In 2022, the U.S. National Fire Protection Association reported a total of 96 fatal firefighter injuries occurring while they were on duty. If robots are already gaining momentum in other sectors, their role in jobs related to human safety could save lives. Hence the growing interest in automating their tasks as much as possible.
Advantages of robotic firefighting
Firstly, robots are designed to withstand extreme temperatures and conditions, making them the ideal tool for fire extinguishing tasks.
Furthermore, robots programed to put out fires are equipped with a series of advanced functions, such as sensors, cameras and thermal imaging technology, which allows them to navigate through smoke-filled environments and detect hot points that may be invisible to the human eye.
Thanks to the incorporation of these disaster response technologies, they can work autonomously, like this robot designed in Croatia, or they can be controlled remotely. These robots tend to be equipped with cameras and other sensors that provide real-time information, enabling decisions to be made based on the fullest available information.

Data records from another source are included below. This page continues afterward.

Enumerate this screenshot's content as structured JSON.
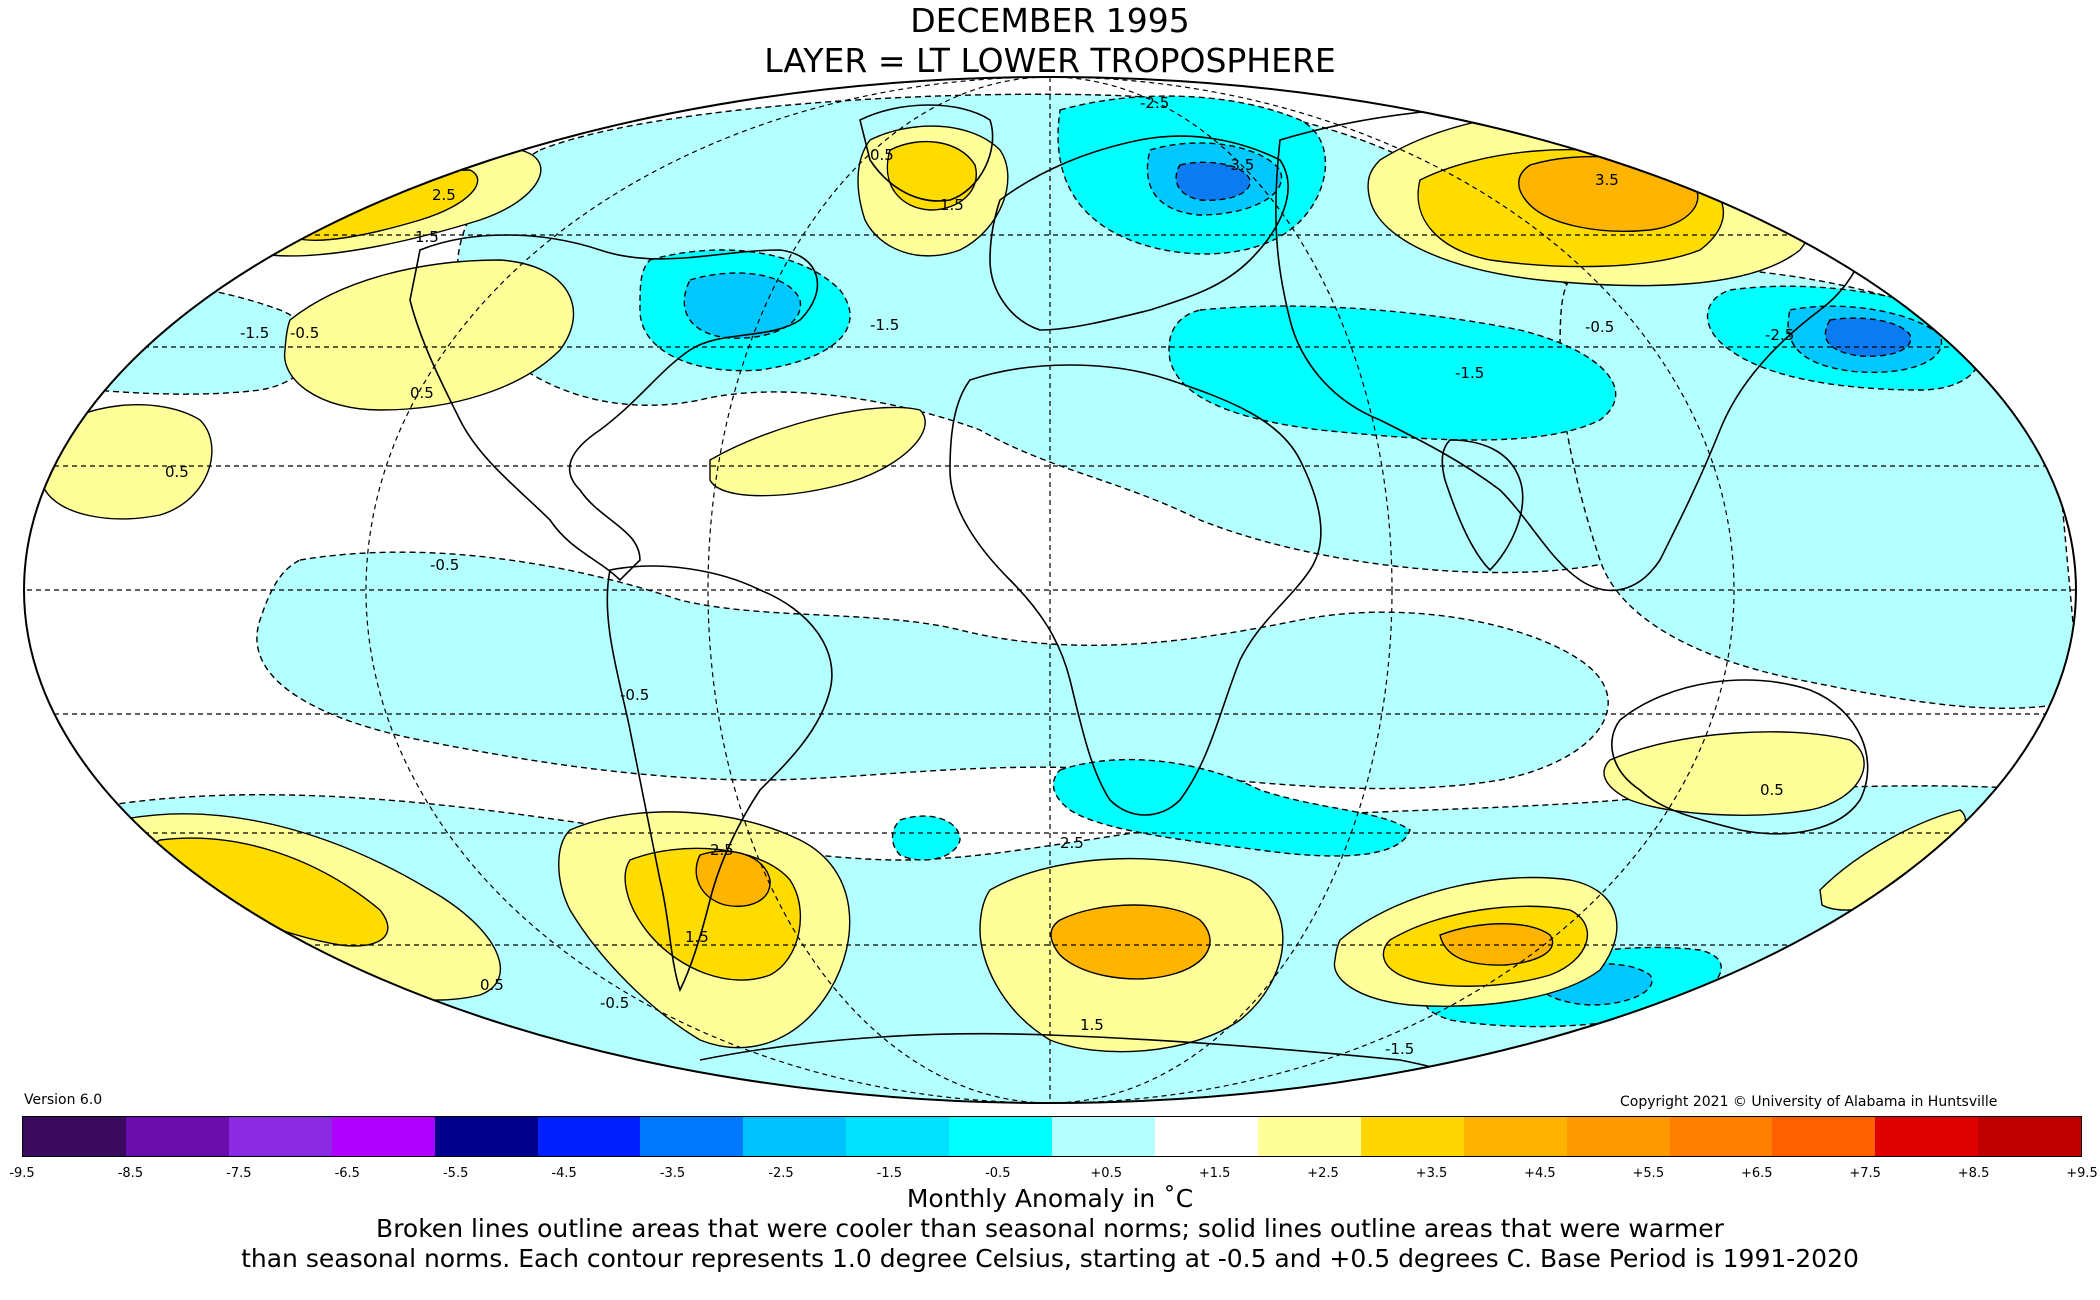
{
  "header": {
    "title_line1": "DECEMBER 1995",
    "title_line2": "LAYER = LT LOWER TROPOSPHERE"
  },
  "footer": {
    "version": "Version 6.0",
    "copyright": "Copyright 2021 © University of Alabama in Huntsville",
    "legend_title": "Monthly Anomaly in ˚C",
    "caption_line1": "Broken lines outline areas that were cooler than seasonal norms; solid lines outline areas that were warmer",
    "caption_line2": "than seasonal norms. Each contour represents 1.0 degree Celsius, starting at -0.5 and +0.5 degrees C. Base Period is 1991-2020"
  },
  "colorbar": {
    "ticks": [
      "-9.5",
      "-8.5",
      "-7.5",
      "-6.5",
      "-5.5",
      "-4.5",
      "-3.5",
      "-2.5",
      "-1.5",
      "-0.5",
      "+0.5",
      "+1.5",
      "+2.5",
      "+3.5",
      "+4.5",
      "+5.5",
      "+6.5",
      "+7.5",
      "+8.5",
      "+9.5"
    ],
    "colors": [
      "#3a0a5e",
      "#6a0dad",
      "#8a2be2",
      "#b000ff",
      "#00008b",
      "#0020ff",
      "#0078ff",
      "#00c2ff",
      "#00e0ff",
      "#00ffff",
      "#b4ffff",
      "#ffffff",
      "#ffff99",
      "#ffd700",
      "#ffb300",
      "#ff9900",
      "#ff8000",
      "#ff6000",
      "#e00000",
      "#c00000"
    ]
  },
  "palette": {
    "cool_1": "#b4ffff",
    "cool_2": "#00ffff",
    "cool_3": "#00c8ff",
    "cool_4": "#0a7bf0",
    "warm_1": "#ffff99",
    "warm_2": "#ffdc00",
    "warm_3": "#ffb400"
  },
  "contour_labels": [
    "2.5",
    "1.5",
    "0.5",
    "-0.5",
    "-1.5",
    "-2.5",
    "-3.5",
    "3.5",
    "1.5",
    "0.5",
    "-1.5",
    "-0.5",
    "-2.5",
    "2.5",
    "1.5",
    "0.5",
    "-1.5",
    "-0.5",
    "2.5",
    "1.5",
    "0.5",
    "-0.5",
    "-1.5",
    "0.5",
    "-0.5"
  ]
}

Taipei and its firefighting robots
The capital of Taiwan seems to be determined to combat fires with robots. A few months ago, the city held a demonstration of the LUF60 robot, which is controlled remotely and capable of generating 2,400 liters of water per minute at a distance of over 60 meters.
It also has other functions, such as climbing inclined surfaces up to 30 degrees and removing obstacles, thanks to its crawler chassis that permits precise driving and turning maneuvers and high stability.

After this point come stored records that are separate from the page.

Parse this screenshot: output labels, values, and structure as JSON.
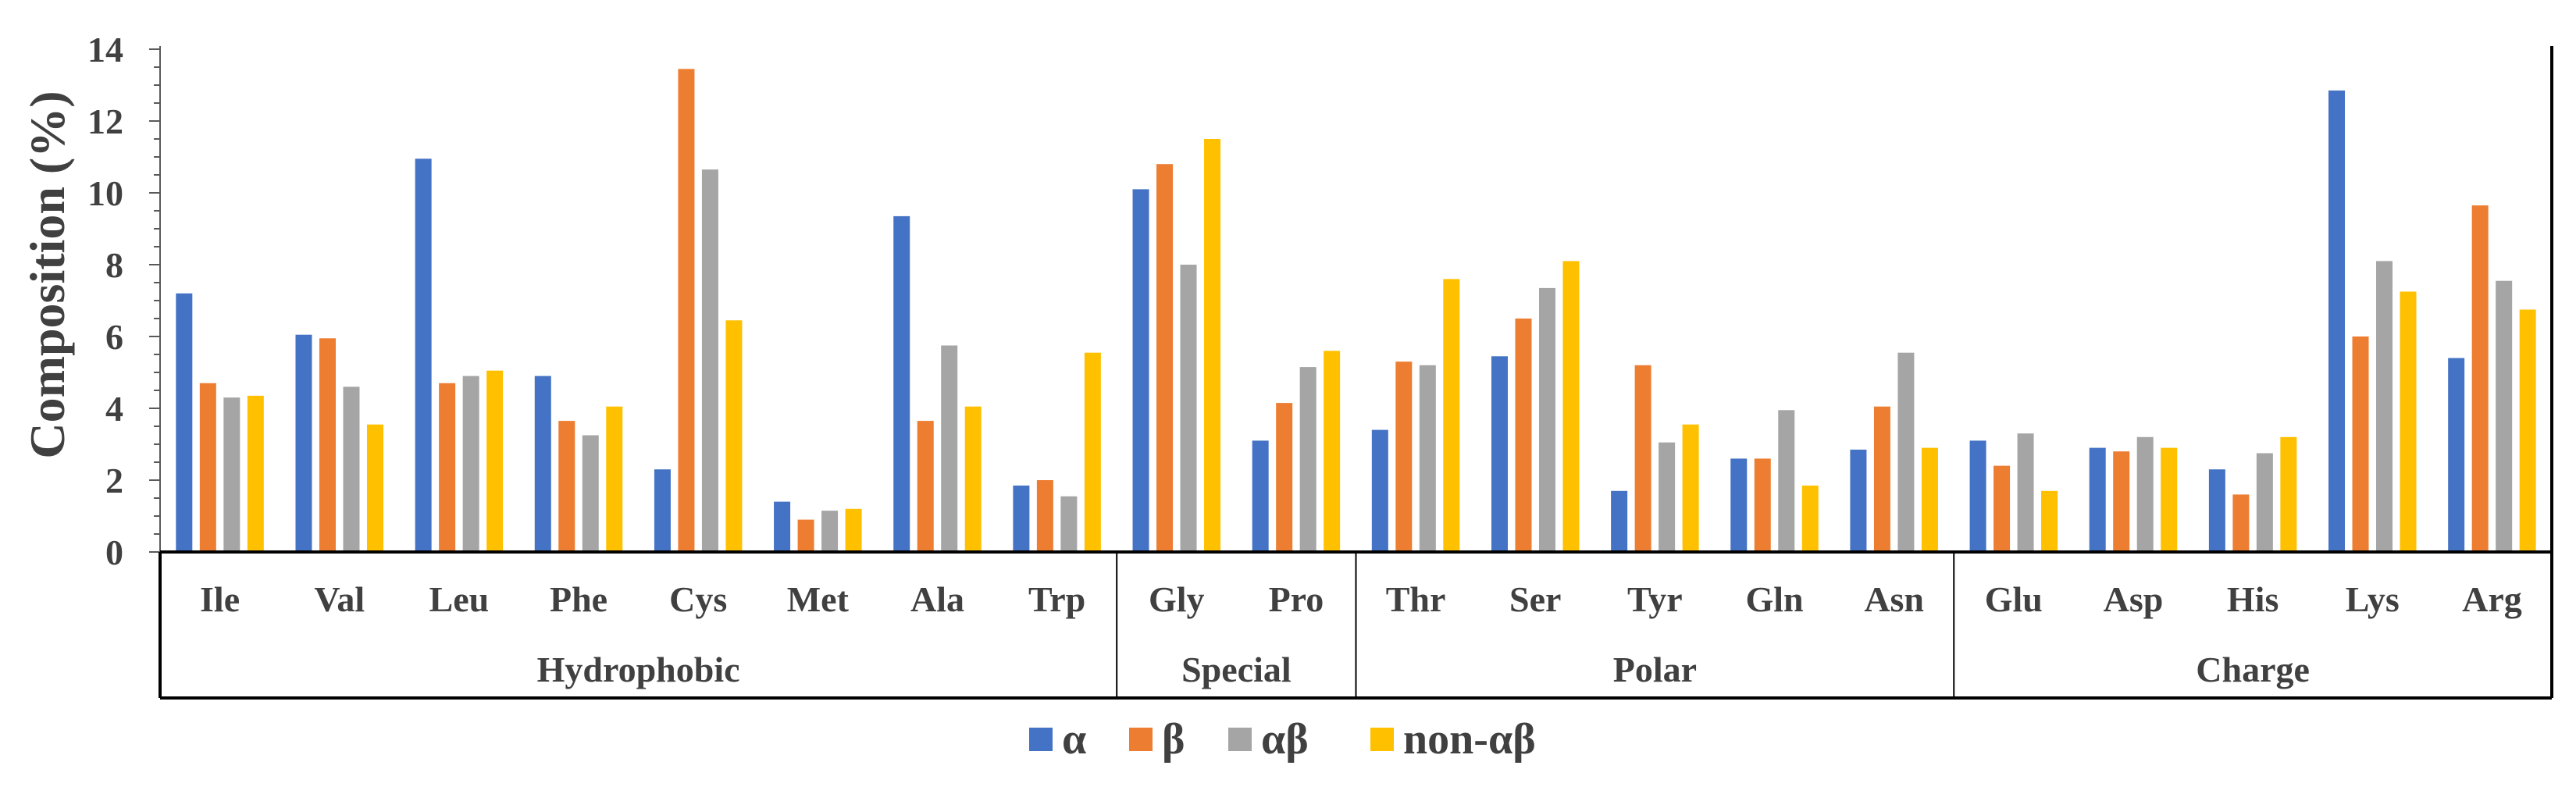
{
  "chart_data": {
    "type": "bar",
    "title": "",
    "xlabel": "",
    "ylabel": "Composition (%)",
    "ylim": [
      0,
      14
    ],
    "yticks": [
      0,
      2,
      4,
      6,
      8,
      10,
      12,
      14
    ],
    "grid": false,
    "legend_position": "bottom-center",
    "categories": [
      "Ile",
      "Val",
      "Leu",
      "Phe",
      "Cys",
      "Met",
      "Ala",
      "Trp",
      "Gly",
      "Pro",
      "Thr",
      "Ser",
      "Tyr",
      "Gln",
      "Asn",
      "Glu",
      "Asp",
      "His",
      "Lys",
      "Arg"
    ],
    "groups": [
      {
        "label": "Hydrophobic",
        "start": 0,
        "end": 7
      },
      {
        "label": "Special",
        "start": 8,
        "end": 9
      },
      {
        "label": "Polar",
        "start": 10,
        "end": 14
      },
      {
        "label": "Charge",
        "start": 15,
        "end": 19
      }
    ],
    "series": [
      {
        "name": "α",
        "color": "#4472C4",
        "values": [
          7.2,
          6.05,
          10.95,
          4.9,
          2.3,
          1.4,
          9.35,
          1.85,
          10.1,
          3.1,
          3.4,
          5.45,
          1.7,
          2.6,
          2.85,
          3.1,
          2.9,
          2.3,
          12.85,
          5.4
        ]
      },
      {
        "name": "β",
        "color": "#ED7D31",
        "values": [
          4.7,
          5.95,
          4.7,
          3.65,
          13.45,
          0.9,
          3.65,
          2.0,
          10.8,
          4.15,
          5.3,
          6.5,
          5.2,
          2.6,
          4.05,
          2.4,
          2.8,
          1.6,
          6.0,
          9.65
        ]
      },
      {
        "name": "αβ",
        "color": "#A5A5A5",
        "values": [
          4.3,
          4.6,
          4.9,
          3.25,
          10.65,
          1.15,
          5.75,
          1.55,
          8.0,
          5.15,
          5.2,
          7.35,
          3.05,
          3.95,
          5.55,
          3.3,
          3.2,
          2.75,
          8.1,
          7.55
        ]
      },
      {
        "name": "non-αβ",
        "color": "#FFC000",
        "values": [
          4.35,
          3.55,
          5.05,
          4.05,
          6.45,
          1.2,
          4.05,
          5.55,
          11.5,
          5.6,
          7.6,
          8.1,
          3.55,
          1.85,
          2.9,
          1.7,
          2.9,
          3.2,
          7.25,
          6.75
        ]
      }
    ]
  }
}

The relevant tests were performed a few weeks prior to the robot’s debut, in which improvements and adjustments were introduced, although these have not been specified.
The aim of the presentation was to show how firefighting robots can improve rescue missions in various types of disasters and also guarantee the protection of lives and assets. The Taiwanese authorities plan to use it on Shezi Island where a major industrial plant is located.
A few months ago, as a result of a fire in a factory in the Pingtung County, in which nine people died, calls were made for the government to allocate more funding for joint research programs between firefighting agencies and high-tech firms to produce a new generation of mobile robots, which could replace human firefighters, along with new tools and fire hoses that would have an enhanced range and water capacity.
In Arizona, in the Unites States, firefighters tested another robot, in this case manufactured by Rosenbauer. Its President defines the mission of robots like his: “We designed it not to replace firefighters, but to enhance their capabilities and make it safer for them”.
This demonstration highlighted the usefulness of robots equipped with cameras to view what is happening inside a burning building, since it is inside buildings where there is increased risk for firefighters, according to a joint study by the Spanish public universities Rey Juan Carlos University and the Universidad Autónoma de Madrid.
Once again citing the President at Rosenbauer: “If this thing (the robot) was to be destroyed it’s simply a mechanical device that is replaceable. A firefighter is not replaceable. That is a human life.”